Fair exchange is a hard problem. Users want to get the strongest possible guarantees of inclusion/execution when they submit a request, while preconfirmers want to give the weakest guarantees of inclusion/execution, retaining as much optionality as they can until the block must be built. The most well-known solution we have for fair exchange, albeit for block building, is mev-boost. This solution hinges on trust in the relayers that execute the fair exchange of blocks between block builders and block proposers. This game started out with a single trusted Flashbots relayer, but now many trusted relayers exist. Some builders even run their own relayer, most notably Titan. Doesn’t this break the fair exchange guarantees of a trust intermediary? No!

Titan relay have a significant incentive to never betray the trust of L1 proposers, and indirectly, builders using the Titan relay. With the Titan relay, Titan builder has a clear advantage compared to submitting blocks to any other relay, as Titan builder bids can be updated much quicker at the Titan relay than if the bids needed to first be relayed to an external relay. Furthermore, if any Titan misbehaviour is ever detected (or even reasonably suspected), proposers will stop trusting, listening to, and selecting the Titan relayer. Consequently, Titan would probably lose the edge they get from relaying their own blocks forever if a single misbehaviour is ever detected. This is incredibly powerful. This is the Repeated Sauna Game.

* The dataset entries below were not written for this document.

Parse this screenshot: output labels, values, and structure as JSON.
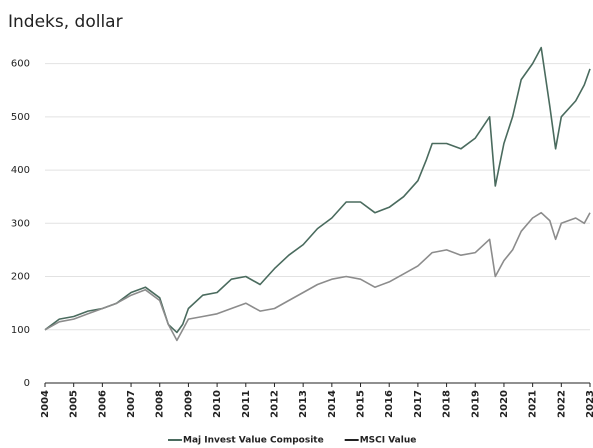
{
  "chart_data": {
    "type": "line",
    "title": "Indeks, dollar",
    "x": [
      2004,
      2004.5,
      2005,
      2005.5,
      2006,
      2006.5,
      2007,
      2007.5,
      2008,
      2008.3,
      2008.6,
      2008.8,
      2009,
      2009.5,
      2010,
      2010.5,
      2011,
      2011.5,
      2012,
      2012.5,
      2013,
      2013.5,
      2014,
      2014.5,
      2015,
      2015.5,
      2016,
      2016.5,
      2017,
      2017.3,
      2017.5,
      2018,
      2018.5,
      2019,
      2019.5,
      2019.7,
      2020,
      2020.3,
      2020.6,
      2021,
      2021.3,
      2021.6,
      2021.8,
      2022,
      2022.5,
      2022.8,
      2023
    ],
    "series": [
      {
        "name": "Maj Invest Value Composite",
        "color": "#4a6b5e",
        "values": [
          100,
          120,
          125,
          135,
          140,
          150,
          170,
          180,
          160,
          110,
          95,
          110,
          140,
          165,
          170,
          195,
          200,
          185,
          215,
          240,
          260,
          290,
          310,
          340,
          340,
          320,
          330,
          350,
          380,
          420,
          450,
          450,
          440,
          460,
          500,
          370,
          450,
          500,
          570,
          600,
          630,
          520,
          440,
          500,
          530,
          560,
          590
        ]
      },
      {
        "name": "MSCI Value",
        "color": "#8c8c8c",
        "values": [
          100,
          115,
          120,
          130,
          140,
          150,
          165,
          175,
          155,
          110,
          80,
          100,
          120,
          125,
          130,
          140,
          150,
          135,
          140,
          155,
          170,
          185,
          195,
          200,
          195,
          180,
          190,
          205,
          220,
          235,
          245,
          250,
          240,
          245,
          270,
          200,
          230,
          250,
          285,
          310,
          320,
          305,
          270,
          300,
          310,
          300,
          320
        ]
      }
    ],
    "xlim": [
      2004,
      2023
    ],
    "xticks": [
      2004,
      2005,
      2006,
      2007,
      2008,
      2009,
      2010,
      2011,
      2012,
      2013,
      2014,
      2015,
      2016,
      2017,
      2018,
      2019,
      2020,
      2021,
      2022,
      2023
    ],
    "ylim": [
      0,
      650
    ],
    "yticks": [
      0,
      100,
      200,
      300,
      400,
      500,
      600
    ],
    "grid": true
  }
}
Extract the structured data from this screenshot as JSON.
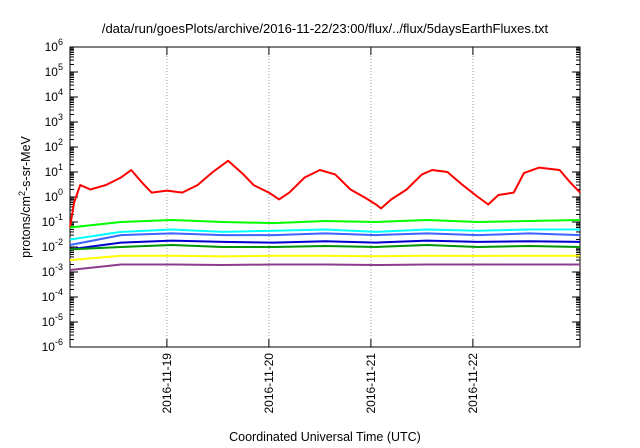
{
  "chart_data": {
    "type": "line",
    "title": "/data/run/goesPlots/archive/2016-11-22/23:00/flux/../flux/5daysEarthFluxes.txt",
    "xlabel": "Coordinated Universal Time (UTC)",
    "ylabel": "protons/cm²-s-sr-MeV",
    "ylabel_parts": {
      "pre": "protons/cm",
      "sup": "2",
      "post": "-s-sr-MeV"
    },
    "yscale": "log",
    "ylim_exp": [
      -6,
      6
    ],
    "y_ticks": [
      {
        "base": "10",
        "exp": "-6"
      },
      {
        "base": "10",
        "exp": "-5"
      },
      {
        "base": "10",
        "exp": "-4"
      },
      {
        "base": "10",
        "exp": "-3"
      },
      {
        "base": "10",
        "exp": "-2"
      },
      {
        "base": "10",
        "exp": "-1"
      },
      {
        "base": "10",
        "exp": "0"
      },
      {
        "base": "10",
        "exp": "1"
      },
      {
        "base": "10",
        "exp": "2"
      },
      {
        "base": "10",
        "exp": "3"
      },
      {
        "base": "10",
        "exp": "4"
      },
      {
        "base": "10",
        "exp": "5"
      },
      {
        "base": "10",
        "exp": "6"
      }
    ],
    "xlim_days": [
      0,
      5
    ],
    "x_ticks": [
      {
        "label": "2016-11-19",
        "day": 0.95
      },
      {
        "label": "2016-11-20",
        "day": 1.95
      },
      {
        "label": "2016-11-21",
        "day": 2.95
      },
      {
        "label": "2016-11-22",
        "day": 3.95
      }
    ],
    "grid": true,
    "series": [
      {
        "color": "#ff0000",
        "x": [
          0.0,
          0.04,
          0.1,
          0.2,
          0.35,
          0.5,
          0.6,
          0.7,
          0.8,
          0.95,
          1.1,
          1.25,
          1.4,
          1.55,
          1.7,
          1.8,
          1.95,
          2.05,
          2.15,
          2.3,
          2.45,
          2.6,
          2.75,
          2.9,
          3.0,
          3.05,
          3.15,
          3.3,
          3.45,
          3.55,
          3.7,
          3.85,
          4.0,
          4.1,
          4.2,
          4.35,
          4.45,
          4.6,
          4.8,
          4.9,
          5.0
        ],
        "y": [
          0.06,
          0.6,
          3,
          2,
          3,
          6,
          12,
          4,
          1.5,
          1.8,
          1.5,
          3,
          10,
          28,
          8,
          3,
          1.5,
          0.8,
          1.5,
          6,
          12,
          8,
          2,
          0.9,
          0.5,
          0.35,
          0.8,
          2,
          8,
          12,
          10,
          3,
          1,
          0.5,
          1.2,
          1.5,
          9,
          15,
          12,
          4,
          1.5
        ]
      },
      {
        "color": "#00ff00",
        "x": [
          0.0,
          0.5,
          1.0,
          1.5,
          2.0,
          2.5,
          3.0,
          3.5,
          4.0,
          4.5,
          5.0
        ],
        "y": [
          0.06,
          0.1,
          0.12,
          0.1,
          0.09,
          0.11,
          0.1,
          0.12,
          0.1,
          0.11,
          0.12
        ]
      },
      {
        "color": "#00ffff",
        "x": [
          0.0,
          0.5,
          1.0,
          1.5,
          2.0,
          2.5,
          3.0,
          3.5,
          4.0,
          4.5,
          5.0
        ],
        "y": [
          0.02,
          0.04,
          0.05,
          0.04,
          0.045,
          0.05,
          0.04,
          0.05,
          0.045,
          0.05,
          0.05
        ]
      },
      {
        "color": "#3c64ff",
        "x": [
          0.0,
          0.5,
          1.0,
          1.5,
          2.0,
          2.5,
          3.0,
          3.5,
          4.0,
          4.5,
          5.0
        ],
        "y": [
          0.012,
          0.03,
          0.035,
          0.03,
          0.03,
          0.035,
          0.03,
          0.035,
          0.03,
          0.035,
          0.03
        ]
      },
      {
        "color": "#0000cd",
        "x": [
          0.0,
          0.5,
          1.0,
          1.5,
          2.0,
          2.5,
          3.0,
          3.5,
          4.0,
          4.5,
          5.0
        ],
        "y": [
          0.008,
          0.015,
          0.018,
          0.016,
          0.015,
          0.017,
          0.015,
          0.018,
          0.016,
          0.017,
          0.016
        ]
      },
      {
        "color": "#009600",
        "x": [
          0.0,
          0.5,
          1.0,
          1.5,
          2.0,
          2.5,
          3.0,
          3.5,
          4.0,
          4.5,
          5.0
        ],
        "y": [
          0.008,
          0.01,
          0.012,
          0.01,
          0.01,
          0.011,
          0.01,
          0.012,
          0.01,
          0.011,
          0.01
        ]
      },
      {
        "color": "#ffff00",
        "x": [
          0.0,
          0.5,
          1.0,
          1.5,
          2.0,
          2.5,
          3.0,
          3.5,
          4.0,
          4.5,
          5.0
        ],
        "y": [
          0.003,
          0.0045,
          0.0045,
          0.0042,
          0.0045,
          0.0045,
          0.0043,
          0.0045,
          0.0044,
          0.0045,
          0.0045
        ]
      },
      {
        "color": "#8c3c8c",
        "x": [
          0.0,
          0.5,
          1.0,
          1.5,
          2.0,
          2.5,
          3.0,
          3.5,
          4.0,
          4.5,
          5.0
        ],
        "y": [
          0.0012,
          0.002,
          0.002,
          0.0019,
          0.002,
          0.002,
          0.0019,
          0.002,
          0.002,
          0.002,
          0.002
        ]
      }
    ]
  }
}
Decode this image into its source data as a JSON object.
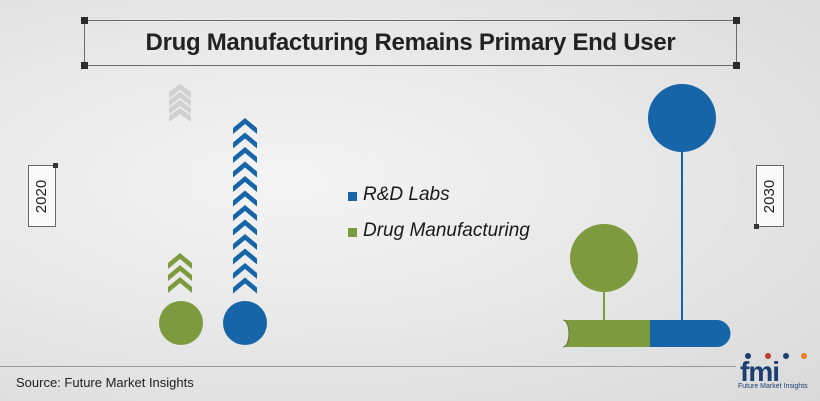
{
  "title": "Drug Manufacturing Remains Primary End User",
  "source": "Source: Future Market Insights",
  "logo": {
    "word": "fmi",
    "tagline": "Future Market Insights"
  },
  "colors": {
    "rd_labs": "#1565a8",
    "drug_manufacturing": "#7d9b3e",
    "faded": "#d0d0d0"
  },
  "chart_data": {
    "type": "bar",
    "years": [
      "2020",
      "2030"
    ],
    "series": [
      {
        "name": "R&D Labs",
        "color": "#1565a8"
      },
      {
        "name": "Drug Manufacturing",
        "color": "#7d9b3e"
      }
    ],
    "legend_position": "center",
    "grid": false
  }
}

The Repeated Sauna Game can also be played between preconfirmers. Some protocols may pride themselves on trustless approaches to the fair exchange problem: something like a censorship-resistant input tape with strong data-availability guarantees. Unfortunately, this will come at latency, throughput, and cost tradeoffs. In that sense, users and proposers are probably happy to accept guarantees from the Titan of preconfirmations, even if that currently means a centralized entity with no formal guarantees of fair exchange. Thanks to the Repeated Preconfirmation Sauna Game, Titan preconfirmer has just as much to lose, if not more, from misbehaving when offering preconfirmations. With preconfirmations, the preconfirmer will be able to capture revenue from preconfirming, albeit within the bounds of the ordering and execution policies that they commit to offering users and proposers. Thus, the Repeated Preconfirmation Sauna Game has tangible incentives to keep preconfirmers behaving honestly, enabling fair exchange, among many other services where some amount of trust can bridge current technological barriers.

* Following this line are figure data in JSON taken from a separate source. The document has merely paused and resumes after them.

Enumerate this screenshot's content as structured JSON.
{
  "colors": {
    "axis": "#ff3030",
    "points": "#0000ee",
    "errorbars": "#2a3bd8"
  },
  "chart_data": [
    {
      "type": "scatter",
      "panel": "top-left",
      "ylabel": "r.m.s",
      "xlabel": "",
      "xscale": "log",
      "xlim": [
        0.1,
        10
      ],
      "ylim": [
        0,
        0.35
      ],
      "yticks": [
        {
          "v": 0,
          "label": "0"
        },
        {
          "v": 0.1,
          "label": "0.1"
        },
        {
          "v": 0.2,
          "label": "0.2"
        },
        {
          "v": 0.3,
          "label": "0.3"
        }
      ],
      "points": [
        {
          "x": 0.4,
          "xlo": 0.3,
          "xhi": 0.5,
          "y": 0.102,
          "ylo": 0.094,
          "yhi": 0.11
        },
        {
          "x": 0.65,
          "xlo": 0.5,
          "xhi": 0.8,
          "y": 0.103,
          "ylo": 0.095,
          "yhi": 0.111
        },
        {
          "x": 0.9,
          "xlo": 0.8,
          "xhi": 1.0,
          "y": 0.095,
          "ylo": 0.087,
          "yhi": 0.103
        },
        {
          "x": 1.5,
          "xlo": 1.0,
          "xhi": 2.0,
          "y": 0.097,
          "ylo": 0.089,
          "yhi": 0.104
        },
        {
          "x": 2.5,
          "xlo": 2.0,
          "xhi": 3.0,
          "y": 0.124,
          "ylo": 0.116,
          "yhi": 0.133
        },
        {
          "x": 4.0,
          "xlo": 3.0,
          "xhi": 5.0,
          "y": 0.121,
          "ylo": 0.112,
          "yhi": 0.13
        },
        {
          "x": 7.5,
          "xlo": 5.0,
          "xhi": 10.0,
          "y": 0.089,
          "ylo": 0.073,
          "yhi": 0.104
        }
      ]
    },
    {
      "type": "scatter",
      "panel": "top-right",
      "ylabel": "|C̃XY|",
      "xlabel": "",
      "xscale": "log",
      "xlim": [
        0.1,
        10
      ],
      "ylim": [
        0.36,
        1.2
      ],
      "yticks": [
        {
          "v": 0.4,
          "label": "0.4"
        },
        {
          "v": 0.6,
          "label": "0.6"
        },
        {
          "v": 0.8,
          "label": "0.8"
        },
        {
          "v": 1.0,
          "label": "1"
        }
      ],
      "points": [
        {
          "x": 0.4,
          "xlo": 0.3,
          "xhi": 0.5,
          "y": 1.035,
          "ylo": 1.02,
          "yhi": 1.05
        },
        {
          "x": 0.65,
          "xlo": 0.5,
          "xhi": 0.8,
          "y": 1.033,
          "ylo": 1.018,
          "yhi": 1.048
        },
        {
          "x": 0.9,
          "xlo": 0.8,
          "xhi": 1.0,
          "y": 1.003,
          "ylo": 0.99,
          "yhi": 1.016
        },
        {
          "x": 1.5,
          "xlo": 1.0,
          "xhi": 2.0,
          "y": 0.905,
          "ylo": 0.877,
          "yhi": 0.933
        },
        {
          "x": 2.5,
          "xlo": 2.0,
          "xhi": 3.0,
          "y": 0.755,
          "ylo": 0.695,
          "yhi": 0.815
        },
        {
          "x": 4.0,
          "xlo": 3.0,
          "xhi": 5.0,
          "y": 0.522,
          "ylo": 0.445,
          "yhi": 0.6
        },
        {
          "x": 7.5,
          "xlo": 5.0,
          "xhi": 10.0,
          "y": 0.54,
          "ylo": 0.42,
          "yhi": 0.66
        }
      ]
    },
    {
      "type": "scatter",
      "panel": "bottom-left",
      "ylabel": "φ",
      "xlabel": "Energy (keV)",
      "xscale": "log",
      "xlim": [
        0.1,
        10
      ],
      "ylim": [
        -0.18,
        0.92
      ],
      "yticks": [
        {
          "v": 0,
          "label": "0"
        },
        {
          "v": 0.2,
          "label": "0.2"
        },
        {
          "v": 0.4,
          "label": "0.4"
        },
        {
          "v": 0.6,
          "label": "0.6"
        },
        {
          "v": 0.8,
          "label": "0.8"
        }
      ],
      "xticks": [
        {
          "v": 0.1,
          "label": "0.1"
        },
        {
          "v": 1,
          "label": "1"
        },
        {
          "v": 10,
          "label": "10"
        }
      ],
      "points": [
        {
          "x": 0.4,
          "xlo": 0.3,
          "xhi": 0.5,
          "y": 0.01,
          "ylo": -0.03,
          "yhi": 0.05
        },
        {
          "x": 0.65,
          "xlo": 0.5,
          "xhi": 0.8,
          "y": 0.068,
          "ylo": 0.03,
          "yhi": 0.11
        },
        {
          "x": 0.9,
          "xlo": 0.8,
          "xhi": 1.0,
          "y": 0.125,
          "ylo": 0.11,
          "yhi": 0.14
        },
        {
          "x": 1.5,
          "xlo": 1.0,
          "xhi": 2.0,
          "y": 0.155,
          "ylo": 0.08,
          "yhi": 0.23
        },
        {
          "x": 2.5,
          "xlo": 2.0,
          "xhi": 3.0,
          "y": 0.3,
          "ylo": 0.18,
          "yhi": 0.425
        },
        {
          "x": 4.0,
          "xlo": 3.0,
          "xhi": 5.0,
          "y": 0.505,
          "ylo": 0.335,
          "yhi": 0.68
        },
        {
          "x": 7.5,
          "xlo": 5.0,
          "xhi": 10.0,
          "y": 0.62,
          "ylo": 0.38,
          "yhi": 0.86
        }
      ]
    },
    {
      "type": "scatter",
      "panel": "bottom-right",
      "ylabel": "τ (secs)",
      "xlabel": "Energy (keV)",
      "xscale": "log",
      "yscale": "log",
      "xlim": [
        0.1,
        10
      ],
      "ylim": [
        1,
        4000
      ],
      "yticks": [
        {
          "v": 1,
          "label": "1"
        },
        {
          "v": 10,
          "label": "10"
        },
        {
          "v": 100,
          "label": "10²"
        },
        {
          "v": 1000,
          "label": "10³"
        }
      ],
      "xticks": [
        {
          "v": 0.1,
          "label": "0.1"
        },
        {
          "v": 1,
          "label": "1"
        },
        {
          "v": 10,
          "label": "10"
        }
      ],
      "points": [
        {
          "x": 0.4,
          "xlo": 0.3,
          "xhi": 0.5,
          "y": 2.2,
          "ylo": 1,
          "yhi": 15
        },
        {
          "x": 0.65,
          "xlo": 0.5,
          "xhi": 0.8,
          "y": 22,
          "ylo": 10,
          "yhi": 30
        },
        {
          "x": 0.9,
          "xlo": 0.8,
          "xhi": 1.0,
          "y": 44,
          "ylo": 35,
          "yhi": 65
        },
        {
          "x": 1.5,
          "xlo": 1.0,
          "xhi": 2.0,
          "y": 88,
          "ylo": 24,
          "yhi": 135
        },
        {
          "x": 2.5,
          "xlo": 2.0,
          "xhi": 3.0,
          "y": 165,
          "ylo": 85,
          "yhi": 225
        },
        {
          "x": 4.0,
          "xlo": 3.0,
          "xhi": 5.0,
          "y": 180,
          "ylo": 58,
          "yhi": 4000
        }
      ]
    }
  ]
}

To summarize, the Repeated Preconfirmation Sauna Game establishes dependable economic trust among rational preconfirmers through:

  • The existence of alternative rational and competitive preconfirmers.
  • The monitoring of preconfirmer behaviour by many independent observers; users, wallets, proposers, other preconfirmers, etc.
  • Reputation and eligibility for future, likely increasing, revenue outweighing short-term incentives to deviate.